Michael telephoned Nuala at work.

“One cup of coffee on your way home?” he begged.

“One cup,” she agreed.

“When are those two getting married?” he asked when she sat down. His face looked tight and angry.

“Katie and Tom? Oh, when they can afford to have a big wedding, I imagine.”

“Is the house in her name?”

“I’m sure if you asked Katie she would tell you all this.”

“I never see her—she’s become impossible to find. Then there’s this party … you’re not going to it, I gather.”

“It’s not really my sort of thing.”

“What
is
your sort of thing? I’ve never known.” His face was red, as it always was when he was picking a fight.

But these days she didn’t try to placate him.

“You never tried to find out,” she said mildly, without accusation. Just as if it were a fact.

“So tell me now.”

“I suppose I want a peaceful life and I want our only child to be happy and make the right choices.”

“So you lend them money to buy that white elephant of a house?” he said with a sneer.

“It’s what they want.” She was still calm, unfussed.

“We all want things we can’t have or shouldn’t have. That house is an unexploded bomb. Property is beginning to get shaky, houses aren’t getting their prices.”

“Did you invite me to have coffee with you to discuss the economy, Michael?”

“And that fellow’s job prospects are way out of line. There’s a recession coming; he’ll lose everything. I just want to know if Katie’s safe or if she’s tied into it all with him.”

“Well, ask
her
, Michael—please don’t ask me. I don’t know anything.”

“Are you sure you don’t have a partner or something? I have never known you so … I don’t know … so confident, so sure that you’re right about everything.”

“I’m off now,” Nuala said.

She thought about it on the way home. Saying nothing had certainly been the right way to go with Michael. In the bad old days she had ranted at him, begged him to change his ways; now she was cool and vague and said very little. It was working amazingly well. He would have come home with her had she shown the slightest encouragement.

But then she didn’t want that at all now.

But was it right to say nothing to Tom and Katie? That was the question.

There was a message on the machine at home.

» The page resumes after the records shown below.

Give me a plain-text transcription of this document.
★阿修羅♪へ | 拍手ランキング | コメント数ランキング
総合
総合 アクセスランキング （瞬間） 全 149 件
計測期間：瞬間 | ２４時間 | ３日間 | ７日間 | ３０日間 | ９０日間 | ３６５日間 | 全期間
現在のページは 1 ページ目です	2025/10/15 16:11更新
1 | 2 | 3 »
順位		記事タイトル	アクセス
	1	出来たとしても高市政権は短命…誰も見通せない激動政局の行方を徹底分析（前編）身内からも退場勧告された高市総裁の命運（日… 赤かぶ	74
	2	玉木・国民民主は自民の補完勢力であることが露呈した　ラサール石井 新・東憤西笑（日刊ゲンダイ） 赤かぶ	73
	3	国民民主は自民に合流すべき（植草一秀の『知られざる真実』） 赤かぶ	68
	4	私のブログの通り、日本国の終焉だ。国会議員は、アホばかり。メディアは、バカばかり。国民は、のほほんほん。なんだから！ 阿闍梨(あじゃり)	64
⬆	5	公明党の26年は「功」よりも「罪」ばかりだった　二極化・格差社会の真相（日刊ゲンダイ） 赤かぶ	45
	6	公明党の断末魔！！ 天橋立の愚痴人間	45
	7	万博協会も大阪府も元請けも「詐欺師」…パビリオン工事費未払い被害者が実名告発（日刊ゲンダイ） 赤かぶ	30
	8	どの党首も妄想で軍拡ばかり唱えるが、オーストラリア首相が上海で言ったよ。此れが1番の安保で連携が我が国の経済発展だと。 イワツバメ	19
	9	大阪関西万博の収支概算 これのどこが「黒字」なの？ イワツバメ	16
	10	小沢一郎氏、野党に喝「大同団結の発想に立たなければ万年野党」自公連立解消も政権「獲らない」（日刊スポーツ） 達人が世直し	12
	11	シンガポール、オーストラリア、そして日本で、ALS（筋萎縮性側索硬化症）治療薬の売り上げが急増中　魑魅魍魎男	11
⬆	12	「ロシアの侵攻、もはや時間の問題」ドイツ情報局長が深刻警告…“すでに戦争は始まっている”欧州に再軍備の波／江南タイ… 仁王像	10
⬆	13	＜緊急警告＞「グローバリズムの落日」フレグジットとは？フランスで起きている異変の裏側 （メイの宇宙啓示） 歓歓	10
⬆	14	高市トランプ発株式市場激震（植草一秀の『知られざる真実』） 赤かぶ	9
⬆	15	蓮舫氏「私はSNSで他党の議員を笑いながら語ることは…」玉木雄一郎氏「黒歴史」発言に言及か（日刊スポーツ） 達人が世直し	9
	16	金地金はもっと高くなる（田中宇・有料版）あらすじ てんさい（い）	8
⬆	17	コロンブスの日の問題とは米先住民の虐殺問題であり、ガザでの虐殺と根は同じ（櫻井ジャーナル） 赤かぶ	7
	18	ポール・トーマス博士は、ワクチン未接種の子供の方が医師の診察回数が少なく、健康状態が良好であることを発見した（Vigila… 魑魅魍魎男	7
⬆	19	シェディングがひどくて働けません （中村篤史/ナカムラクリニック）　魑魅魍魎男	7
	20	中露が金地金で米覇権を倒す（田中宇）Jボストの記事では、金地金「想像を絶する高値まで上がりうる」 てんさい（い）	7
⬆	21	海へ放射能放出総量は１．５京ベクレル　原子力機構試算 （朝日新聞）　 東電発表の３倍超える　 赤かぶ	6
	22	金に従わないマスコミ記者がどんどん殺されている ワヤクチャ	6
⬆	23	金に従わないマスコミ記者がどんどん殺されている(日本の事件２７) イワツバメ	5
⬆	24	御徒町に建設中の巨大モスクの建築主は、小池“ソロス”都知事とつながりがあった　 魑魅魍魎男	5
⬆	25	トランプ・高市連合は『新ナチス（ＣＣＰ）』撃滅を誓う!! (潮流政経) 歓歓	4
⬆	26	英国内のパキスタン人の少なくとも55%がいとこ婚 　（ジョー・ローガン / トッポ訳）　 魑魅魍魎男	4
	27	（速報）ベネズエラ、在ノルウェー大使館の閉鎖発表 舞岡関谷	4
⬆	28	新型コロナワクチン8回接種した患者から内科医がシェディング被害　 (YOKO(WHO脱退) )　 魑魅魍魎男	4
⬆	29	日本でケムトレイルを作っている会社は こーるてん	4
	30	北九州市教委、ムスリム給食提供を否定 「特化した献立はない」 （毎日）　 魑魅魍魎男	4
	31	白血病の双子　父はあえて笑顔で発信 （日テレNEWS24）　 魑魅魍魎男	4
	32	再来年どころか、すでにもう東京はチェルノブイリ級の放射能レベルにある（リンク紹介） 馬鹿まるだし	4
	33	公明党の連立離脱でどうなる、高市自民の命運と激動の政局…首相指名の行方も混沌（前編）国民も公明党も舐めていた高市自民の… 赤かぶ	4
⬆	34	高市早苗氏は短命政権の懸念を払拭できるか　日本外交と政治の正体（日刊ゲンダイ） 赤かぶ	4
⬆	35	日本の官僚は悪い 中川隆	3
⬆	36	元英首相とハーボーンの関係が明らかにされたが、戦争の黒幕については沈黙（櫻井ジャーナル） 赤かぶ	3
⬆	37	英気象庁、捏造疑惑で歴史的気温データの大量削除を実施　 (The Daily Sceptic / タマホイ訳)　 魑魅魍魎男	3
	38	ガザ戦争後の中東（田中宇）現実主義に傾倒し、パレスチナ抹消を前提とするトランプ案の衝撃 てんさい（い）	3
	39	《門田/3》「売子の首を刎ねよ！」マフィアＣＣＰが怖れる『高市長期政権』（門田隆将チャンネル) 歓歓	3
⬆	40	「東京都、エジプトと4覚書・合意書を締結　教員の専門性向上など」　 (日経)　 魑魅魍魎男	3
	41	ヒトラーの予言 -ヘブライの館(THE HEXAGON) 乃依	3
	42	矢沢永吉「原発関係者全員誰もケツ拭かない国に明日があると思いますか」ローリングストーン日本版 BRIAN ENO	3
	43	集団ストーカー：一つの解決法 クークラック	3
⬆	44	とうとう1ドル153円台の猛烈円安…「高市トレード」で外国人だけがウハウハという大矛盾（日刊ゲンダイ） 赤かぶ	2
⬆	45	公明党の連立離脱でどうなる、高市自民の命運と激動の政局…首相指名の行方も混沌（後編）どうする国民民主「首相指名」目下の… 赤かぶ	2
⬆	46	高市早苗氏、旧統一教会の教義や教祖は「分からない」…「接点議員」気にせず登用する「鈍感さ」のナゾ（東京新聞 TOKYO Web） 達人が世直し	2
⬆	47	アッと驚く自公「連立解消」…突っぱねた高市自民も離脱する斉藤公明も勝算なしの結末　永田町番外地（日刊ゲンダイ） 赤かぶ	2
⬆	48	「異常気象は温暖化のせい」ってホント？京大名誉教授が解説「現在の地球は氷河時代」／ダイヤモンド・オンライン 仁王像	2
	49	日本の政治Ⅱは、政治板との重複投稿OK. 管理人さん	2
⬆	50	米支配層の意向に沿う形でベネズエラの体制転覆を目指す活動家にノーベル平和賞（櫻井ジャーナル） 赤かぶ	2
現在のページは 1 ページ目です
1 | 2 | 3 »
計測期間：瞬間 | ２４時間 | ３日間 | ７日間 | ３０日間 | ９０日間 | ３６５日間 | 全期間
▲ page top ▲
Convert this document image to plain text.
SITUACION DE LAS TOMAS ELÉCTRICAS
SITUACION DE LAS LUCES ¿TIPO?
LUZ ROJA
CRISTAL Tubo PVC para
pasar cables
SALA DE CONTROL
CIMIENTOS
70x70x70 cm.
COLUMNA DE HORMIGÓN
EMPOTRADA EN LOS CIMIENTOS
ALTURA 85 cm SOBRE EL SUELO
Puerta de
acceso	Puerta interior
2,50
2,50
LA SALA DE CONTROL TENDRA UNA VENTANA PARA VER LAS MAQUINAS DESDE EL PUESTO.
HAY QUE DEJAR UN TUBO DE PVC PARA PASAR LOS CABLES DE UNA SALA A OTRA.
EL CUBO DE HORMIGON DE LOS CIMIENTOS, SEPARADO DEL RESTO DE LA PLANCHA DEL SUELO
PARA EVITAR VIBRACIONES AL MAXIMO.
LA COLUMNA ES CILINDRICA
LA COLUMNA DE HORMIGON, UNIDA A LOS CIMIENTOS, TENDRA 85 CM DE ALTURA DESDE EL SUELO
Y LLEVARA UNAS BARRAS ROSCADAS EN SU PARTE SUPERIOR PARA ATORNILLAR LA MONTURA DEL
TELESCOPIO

Tom’s parents were popping in unexpectedly and there was nothing in the freezer, nothing they could offer them. They couldn’t get away from the office. Could Mum ever send round one of her marvelous supper dishes in a taxi?

It would be
so
marvelous.

Nuala found a beef casserole in the freezer and some spiced red cabbage. She put twelve small potatoes into a bag and called the taxi firm that Tom and Katie used.

There was an embarrassed pause.

“I’m afraid they no longer have an account with us,” the voice said.

“But they didn’t tell me?” Nuala was astounded. “I’m Katie’s mother. I know they are great customers of yours—can you check again?”

“I have checked—they’re on stop.”

“What does that mean?”

“Just that there’s no account,” the voice said sympathetically.

“Like they haven’t paid the bill?”

“I have no idea,” the voice said.

Nuala found a local taxi man and paid him a small fortune to take the food across the city.

“This must be an important meal,” he said as he carried it into the back of the car.

“I think it’s deadly important,” Nuala agreed.

She sat by the fire and wondered.

Was this dinner a bid to get Tom’s parents to invest more?